I’ve been watching this industry now hardcore for seven years doing the site and there’s a reason why directors like Spielberg or Del Toro attach themselves to so many different things because even the biggest people-

KROKIDAS: It’s like the fucking Dark Crystal man, the light has to hit the crystal at the right percentage, time, at the angle at the moment that you put the stone in the ruby holder I mean, it’s amazing and a miracle that any film gets made, you have so many moving parts.  So that totally makes sense to me.

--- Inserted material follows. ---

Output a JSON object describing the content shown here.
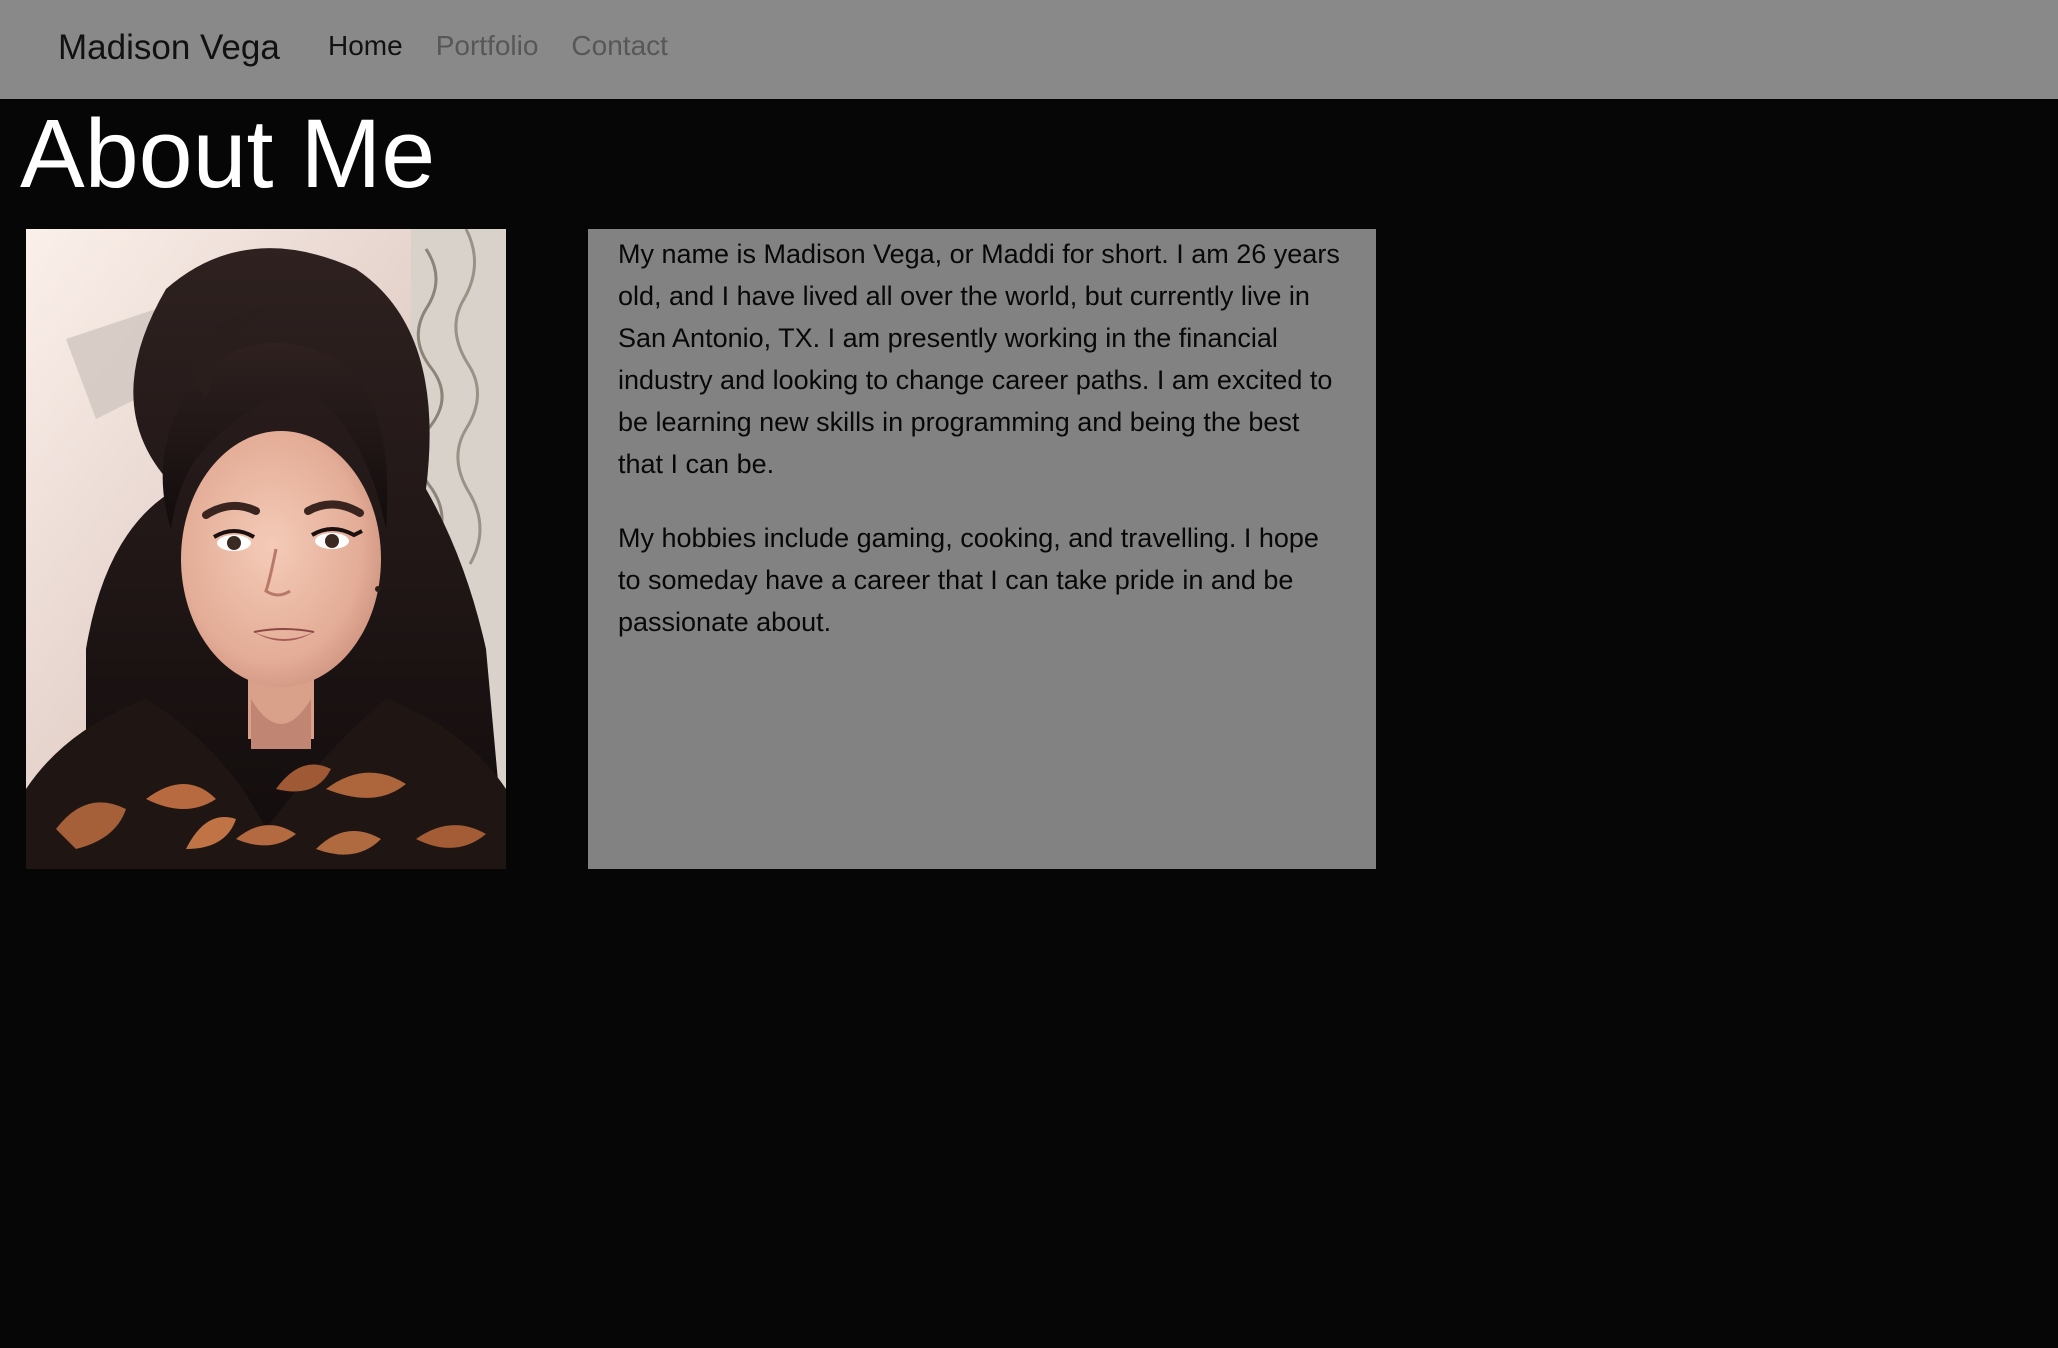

The good news is that you delivered a fantastic feature, and you have great performances.  That’s something else, and I’m putting myself in this interview, but you’re direction is really fucking good, and your performances are phenomenal.

KROKIDAS: Thank you.

So I think that this no matter what is going to- you can show this to a bunch of people and be like, “Please, may I have some money?  I can do this.” Something along those lines.

KROKIDAS: [Laughs] I will say it’s nice having broken my first time filmmaker job and popped my first time filmmaker cherry, I’m no longer a “deadly attachment” I’m very happy about that.

I’m going to leave you with that and say congratulations, man, I really do wish you nothing but the best.